Pour marquer la particularité du fait francophone, Monique Giroux a rappelé que Charles Aznavour regrette que l’on soit obligé de préciser « chanson française » lorsqu’on évoque la chanson, car selon lui, tout le reste n’est que de la musique. L’animatrice a également confié à l’auditoire que la chanson, « cette petite chose de trois minutes », a remplacé pour elle quelques cours de philo ennuyants, et qu’elle a rêvé de la France avec la chanson française. Et alors que de nombreux jeunes veulent chanter en anglais, pour être mieux entendus, elle explique : « C’est à nous de donner toute la place à cette chanson francophone ».
L’ancienne ministre péquiste, Louise Beaudoin, a plaidé pour la création d’un espace francophone, mais n’a pas manqué de noter l’absence de volonté politique pour le construire.
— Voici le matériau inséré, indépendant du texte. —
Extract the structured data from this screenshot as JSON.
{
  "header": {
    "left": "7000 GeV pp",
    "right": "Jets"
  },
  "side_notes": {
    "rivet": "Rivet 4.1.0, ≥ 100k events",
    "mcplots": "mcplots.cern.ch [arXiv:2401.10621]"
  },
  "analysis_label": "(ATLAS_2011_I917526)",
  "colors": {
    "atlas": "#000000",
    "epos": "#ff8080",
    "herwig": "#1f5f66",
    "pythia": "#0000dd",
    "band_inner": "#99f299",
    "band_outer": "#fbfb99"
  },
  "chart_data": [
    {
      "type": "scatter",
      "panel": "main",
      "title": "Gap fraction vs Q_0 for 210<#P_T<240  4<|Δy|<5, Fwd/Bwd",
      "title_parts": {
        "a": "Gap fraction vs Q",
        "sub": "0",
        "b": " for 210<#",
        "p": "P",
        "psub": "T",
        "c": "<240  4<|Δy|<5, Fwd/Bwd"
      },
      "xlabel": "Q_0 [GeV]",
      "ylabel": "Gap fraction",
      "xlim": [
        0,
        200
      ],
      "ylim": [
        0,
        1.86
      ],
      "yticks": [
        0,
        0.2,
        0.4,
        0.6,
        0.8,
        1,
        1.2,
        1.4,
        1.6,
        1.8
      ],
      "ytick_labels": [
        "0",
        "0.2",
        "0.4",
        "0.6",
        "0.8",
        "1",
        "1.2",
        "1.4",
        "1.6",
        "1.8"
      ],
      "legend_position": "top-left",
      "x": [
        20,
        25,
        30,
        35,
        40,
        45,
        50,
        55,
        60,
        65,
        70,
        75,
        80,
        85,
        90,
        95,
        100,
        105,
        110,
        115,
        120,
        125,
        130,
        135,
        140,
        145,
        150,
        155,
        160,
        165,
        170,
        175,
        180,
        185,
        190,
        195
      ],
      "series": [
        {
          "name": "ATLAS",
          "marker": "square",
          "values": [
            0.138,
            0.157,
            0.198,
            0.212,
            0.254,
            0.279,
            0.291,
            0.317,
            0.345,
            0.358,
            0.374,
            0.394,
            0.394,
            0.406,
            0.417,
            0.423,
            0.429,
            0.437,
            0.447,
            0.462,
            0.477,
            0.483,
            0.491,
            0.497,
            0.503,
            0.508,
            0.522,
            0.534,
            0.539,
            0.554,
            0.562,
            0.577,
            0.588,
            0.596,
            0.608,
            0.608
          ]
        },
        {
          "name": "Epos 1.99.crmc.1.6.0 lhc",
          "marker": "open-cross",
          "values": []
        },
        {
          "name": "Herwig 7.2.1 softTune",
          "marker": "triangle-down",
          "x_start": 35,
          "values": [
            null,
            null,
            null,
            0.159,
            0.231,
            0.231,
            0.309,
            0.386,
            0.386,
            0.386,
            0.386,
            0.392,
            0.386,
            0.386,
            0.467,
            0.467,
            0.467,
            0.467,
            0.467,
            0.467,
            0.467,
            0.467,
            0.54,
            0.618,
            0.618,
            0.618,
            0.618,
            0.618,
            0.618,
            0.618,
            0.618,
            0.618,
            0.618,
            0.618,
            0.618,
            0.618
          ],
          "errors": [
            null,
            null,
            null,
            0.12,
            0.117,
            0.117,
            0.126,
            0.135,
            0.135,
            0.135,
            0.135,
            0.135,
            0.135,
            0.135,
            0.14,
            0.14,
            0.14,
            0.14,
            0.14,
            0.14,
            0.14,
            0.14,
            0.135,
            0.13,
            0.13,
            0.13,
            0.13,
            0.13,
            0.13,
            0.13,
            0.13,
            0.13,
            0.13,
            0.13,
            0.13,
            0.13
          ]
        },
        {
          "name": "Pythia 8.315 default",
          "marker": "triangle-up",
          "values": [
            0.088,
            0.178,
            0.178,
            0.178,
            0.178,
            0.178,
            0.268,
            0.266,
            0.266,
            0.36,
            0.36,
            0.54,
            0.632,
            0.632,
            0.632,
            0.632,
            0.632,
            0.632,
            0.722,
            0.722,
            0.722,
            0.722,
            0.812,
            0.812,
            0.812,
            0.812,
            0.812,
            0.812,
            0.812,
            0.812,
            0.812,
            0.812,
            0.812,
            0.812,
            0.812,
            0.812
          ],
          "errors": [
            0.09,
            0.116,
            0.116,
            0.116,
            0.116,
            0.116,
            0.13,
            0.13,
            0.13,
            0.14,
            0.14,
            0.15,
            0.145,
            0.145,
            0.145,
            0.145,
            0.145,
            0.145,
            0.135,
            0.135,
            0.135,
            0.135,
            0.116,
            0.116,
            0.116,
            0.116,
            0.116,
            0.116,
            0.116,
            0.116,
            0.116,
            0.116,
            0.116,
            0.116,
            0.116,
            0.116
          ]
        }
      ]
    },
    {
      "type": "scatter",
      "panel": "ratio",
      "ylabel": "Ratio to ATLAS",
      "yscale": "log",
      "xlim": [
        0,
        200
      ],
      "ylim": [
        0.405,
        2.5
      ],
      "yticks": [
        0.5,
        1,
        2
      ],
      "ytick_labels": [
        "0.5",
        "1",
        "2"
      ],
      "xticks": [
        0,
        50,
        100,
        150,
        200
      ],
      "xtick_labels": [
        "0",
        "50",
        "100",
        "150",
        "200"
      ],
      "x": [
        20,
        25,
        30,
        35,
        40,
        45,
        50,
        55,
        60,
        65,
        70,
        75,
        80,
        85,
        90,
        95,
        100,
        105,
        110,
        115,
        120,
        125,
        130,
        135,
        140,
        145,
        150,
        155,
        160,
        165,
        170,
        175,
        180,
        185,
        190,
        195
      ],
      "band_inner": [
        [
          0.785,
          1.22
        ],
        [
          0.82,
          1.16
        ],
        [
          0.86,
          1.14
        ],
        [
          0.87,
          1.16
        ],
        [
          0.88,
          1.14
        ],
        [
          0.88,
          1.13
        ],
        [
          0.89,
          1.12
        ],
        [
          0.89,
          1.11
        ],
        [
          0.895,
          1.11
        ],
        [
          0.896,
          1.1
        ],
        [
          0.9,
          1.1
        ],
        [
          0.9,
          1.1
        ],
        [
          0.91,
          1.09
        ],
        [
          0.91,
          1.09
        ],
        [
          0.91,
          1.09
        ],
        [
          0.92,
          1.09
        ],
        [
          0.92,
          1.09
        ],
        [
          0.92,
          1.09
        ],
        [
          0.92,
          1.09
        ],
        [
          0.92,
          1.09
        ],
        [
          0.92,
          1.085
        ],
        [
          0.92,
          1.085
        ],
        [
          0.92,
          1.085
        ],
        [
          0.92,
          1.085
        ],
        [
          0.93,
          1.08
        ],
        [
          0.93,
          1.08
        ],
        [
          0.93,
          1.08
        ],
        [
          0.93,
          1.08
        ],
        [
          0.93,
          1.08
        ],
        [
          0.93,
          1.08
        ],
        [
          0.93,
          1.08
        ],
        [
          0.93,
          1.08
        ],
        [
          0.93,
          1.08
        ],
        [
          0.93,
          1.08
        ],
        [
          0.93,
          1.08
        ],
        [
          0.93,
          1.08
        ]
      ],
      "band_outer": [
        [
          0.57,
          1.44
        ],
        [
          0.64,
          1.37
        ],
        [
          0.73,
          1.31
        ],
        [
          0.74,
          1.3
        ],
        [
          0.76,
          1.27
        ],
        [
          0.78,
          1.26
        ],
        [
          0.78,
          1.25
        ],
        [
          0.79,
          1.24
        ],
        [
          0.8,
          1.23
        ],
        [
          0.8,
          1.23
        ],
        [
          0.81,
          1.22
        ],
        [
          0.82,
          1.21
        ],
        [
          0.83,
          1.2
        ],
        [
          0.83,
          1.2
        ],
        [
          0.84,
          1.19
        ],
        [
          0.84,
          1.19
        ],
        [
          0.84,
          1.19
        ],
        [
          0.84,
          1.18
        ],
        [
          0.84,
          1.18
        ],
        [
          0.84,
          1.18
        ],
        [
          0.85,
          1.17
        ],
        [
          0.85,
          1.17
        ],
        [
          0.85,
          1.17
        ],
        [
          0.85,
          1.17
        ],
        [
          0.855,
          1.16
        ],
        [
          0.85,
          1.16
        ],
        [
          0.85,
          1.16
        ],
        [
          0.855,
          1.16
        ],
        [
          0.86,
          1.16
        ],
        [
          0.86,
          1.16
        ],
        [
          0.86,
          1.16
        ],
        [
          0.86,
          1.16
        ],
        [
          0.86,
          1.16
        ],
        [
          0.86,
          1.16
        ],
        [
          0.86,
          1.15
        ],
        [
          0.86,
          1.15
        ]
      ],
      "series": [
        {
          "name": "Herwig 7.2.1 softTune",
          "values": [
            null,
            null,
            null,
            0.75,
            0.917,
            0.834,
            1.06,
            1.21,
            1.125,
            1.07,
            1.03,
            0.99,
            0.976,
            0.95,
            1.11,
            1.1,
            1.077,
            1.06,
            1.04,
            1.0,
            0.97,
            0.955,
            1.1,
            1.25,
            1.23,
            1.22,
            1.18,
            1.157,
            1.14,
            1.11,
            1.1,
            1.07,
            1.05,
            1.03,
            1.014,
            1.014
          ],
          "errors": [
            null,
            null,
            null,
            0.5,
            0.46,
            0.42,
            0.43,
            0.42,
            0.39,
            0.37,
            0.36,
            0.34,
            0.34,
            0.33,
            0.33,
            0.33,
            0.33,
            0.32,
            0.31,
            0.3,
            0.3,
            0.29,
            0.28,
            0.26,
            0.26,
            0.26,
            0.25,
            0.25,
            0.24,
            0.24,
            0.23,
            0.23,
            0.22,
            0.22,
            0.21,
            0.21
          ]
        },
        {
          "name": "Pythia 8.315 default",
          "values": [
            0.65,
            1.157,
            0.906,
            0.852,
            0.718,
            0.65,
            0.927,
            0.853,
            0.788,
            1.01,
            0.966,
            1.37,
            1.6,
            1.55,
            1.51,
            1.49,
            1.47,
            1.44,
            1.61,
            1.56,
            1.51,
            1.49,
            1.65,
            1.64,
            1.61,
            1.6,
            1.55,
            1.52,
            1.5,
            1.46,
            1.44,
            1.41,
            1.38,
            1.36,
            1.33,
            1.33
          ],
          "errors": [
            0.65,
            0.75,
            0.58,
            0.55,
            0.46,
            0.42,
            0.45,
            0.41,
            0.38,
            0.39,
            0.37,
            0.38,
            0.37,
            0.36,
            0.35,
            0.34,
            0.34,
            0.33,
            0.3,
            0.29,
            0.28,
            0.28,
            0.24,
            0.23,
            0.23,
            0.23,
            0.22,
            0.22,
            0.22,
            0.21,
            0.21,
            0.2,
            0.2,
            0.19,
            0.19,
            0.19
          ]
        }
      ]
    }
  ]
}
Selon elle, la diversité linguistique et culturelle de la francophonie, devrait pouvoir s’y exprimer. Elle indique que le numérique ne favorise pas la diversité culturelle, puisque 10 langues seulement dominent l’internet, alors que 6 000 sont parlées dans le monde. Le français occupent la 5e place de ce palmarès.
Fraichement nommée à la tête de TV5 Québec-Canada, Marie-Philippe Bouchard a rappelé que son média s’adresse à 10 millions de francophones et francophiles au pays, et qu’il était « trait d’union de la francophonie québécoise, canadienne et internationale ». » Au-delà des communautés territoriales traditionnelles, les communautés d’intérêt sont un formidable terrain de jeu », a ajouté la dirigeante.
Rodney Saint-Éloi, quant à lui, a indiqué qu’il fallait penser la relation au sein de la francophonie, et « sortir du fait colonial, pour sortir de la condescendance et créer une relation conviviale ».
L’unité dans la diversité
Afin de mettre en relief la présence de l’espace francophone au sein des Amériques, Charles Larroque, Directeur exécutif du Conseil pour le développement du français en Louisiane s’est prononcé lors d’une courte entrevue vidéo sur la résistance et la fraternité des francophones de Louisiane en évoquant notamment le néologisme de solastalgie ou ce mal du pays que l’on ressent chez soi.
La Louisiane est l’État le plus francophone des États-Unis. Le créole, le français et l’anglais y sont parlés. Pour M. Charles Larroque, « l’OIF est un moyen de préserver cette triple culture ». L’occasion de rappeler que « la culture ne doit pas être victime d’une marchandisation brutale » comme l’a mentionné Rodney Saint-Éloi, spécialiste de littérature francophone et directeur général des éditions Mémoire d’encrier lors du colloque.